January 19 is National Popcorn Day - Be Sure to Snack Smart
Popcorn can be a low-fat, low-calorie snack, so long as you’re not adding lots of butter, salt, and other toppings. As you’re enjoying it today—and any other day —be sure to care for your teeth.
Don’t eat unpopped kernels, because you run the risk of fracturing or chipping a tooth, which can cause pain and be a dental emergency.
Most of us have experienced getting a popcorn shell stuck between our teeth and gums, which, if left unaddressed, can cause gum inflammation or develop into a gum abscess. Be sure to floss and brush after popcorn to leave your mouth free of harmful debris.
Avoid sugary toppings, like those that are chocolate-covered or caramel-coated. They are worse for your teeth and because they tend to be “sticky,” making it harder to remove the sugars that contribute to cavities.
The best way to enjoy National Popcorn Day is to brush and floss regularly and avoid unpopped kernels.
What Makes Some Snacks Good or Bad for Teeth?
Snacks that are high in sugars or carbohydrates and are acidic are unhealthy for your teeth. “Sticky” snacks that can adhere to your teeth are especially bad, as they increase the chance of causing cavities. Eating too many foods that are high in sugar or carbs give the bacteria in your mouth more “fuel” to cause tooth decay. It’s important to be aware of the food you’re snacking on; if you do treat yourself, be sure you’re doing it in the right way.
Tips for Healthy Snacking
Preventing cavities is the ultimate goal. Here are some tips to protect your teeth from snack foods:
Try swapping out candy, soda, and chips with healthier options like apples, yogurt, and soda.

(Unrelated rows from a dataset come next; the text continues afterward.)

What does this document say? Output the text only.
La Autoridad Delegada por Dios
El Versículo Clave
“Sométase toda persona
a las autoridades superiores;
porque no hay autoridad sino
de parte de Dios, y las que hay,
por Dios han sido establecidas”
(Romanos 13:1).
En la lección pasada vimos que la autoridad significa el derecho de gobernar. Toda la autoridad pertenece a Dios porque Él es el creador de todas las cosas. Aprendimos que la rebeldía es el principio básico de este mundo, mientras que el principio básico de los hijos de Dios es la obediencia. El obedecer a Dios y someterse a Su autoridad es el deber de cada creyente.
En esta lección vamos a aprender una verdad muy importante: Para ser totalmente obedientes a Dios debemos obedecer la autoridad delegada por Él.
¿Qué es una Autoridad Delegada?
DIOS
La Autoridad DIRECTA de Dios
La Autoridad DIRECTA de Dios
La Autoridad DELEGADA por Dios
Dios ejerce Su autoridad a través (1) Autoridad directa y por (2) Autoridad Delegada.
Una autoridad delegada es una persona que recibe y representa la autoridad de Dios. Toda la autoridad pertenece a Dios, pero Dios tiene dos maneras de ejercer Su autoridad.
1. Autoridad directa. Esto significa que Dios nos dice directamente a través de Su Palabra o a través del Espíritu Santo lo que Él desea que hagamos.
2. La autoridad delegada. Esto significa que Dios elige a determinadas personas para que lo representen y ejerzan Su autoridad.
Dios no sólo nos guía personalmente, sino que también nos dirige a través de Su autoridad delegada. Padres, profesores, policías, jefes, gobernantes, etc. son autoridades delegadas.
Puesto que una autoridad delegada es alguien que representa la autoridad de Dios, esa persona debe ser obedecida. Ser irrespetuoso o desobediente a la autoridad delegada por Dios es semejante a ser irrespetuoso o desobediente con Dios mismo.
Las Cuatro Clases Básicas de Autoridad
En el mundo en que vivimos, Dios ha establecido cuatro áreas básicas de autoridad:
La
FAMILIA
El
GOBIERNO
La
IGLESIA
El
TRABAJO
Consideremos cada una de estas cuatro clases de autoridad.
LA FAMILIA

Brush and floss 30 minutes after eating snacks that are “sticky” or contain high sugar or carbohydrates.
If you can’t brush immediately after, be sure to rinse with water and brush your teeth at least twice a day and floss before bed.
If you happen to eat something unhealthy, limit the time that you’re exposing your teeth to these foods. Instead of drinking a soda or eating chips over a long period of time, or all day, try to drink or eat in a shorter period.
Foods to Avoid
- Citrus fruits
- Processed meats
- Artificial sugar substitutes
Hot to Prevent Cavities
Choose a toothpaste with fluoride and be sure to floss so you can clean the surfaces your toothbrush can’t reach. Lastly, be sure to visit your dentist twice annually for a professional exam or cleaning.
Overall, snacking can be fine for you if you take steps to protect your oral health. Keep in mind which snacks can help promote better oral health and which snacks can impact your oral health negatively. Everything is okay in moderation; limiting sugary or salty snacks and keeping up with a dental care routine will help prevent oral health problems.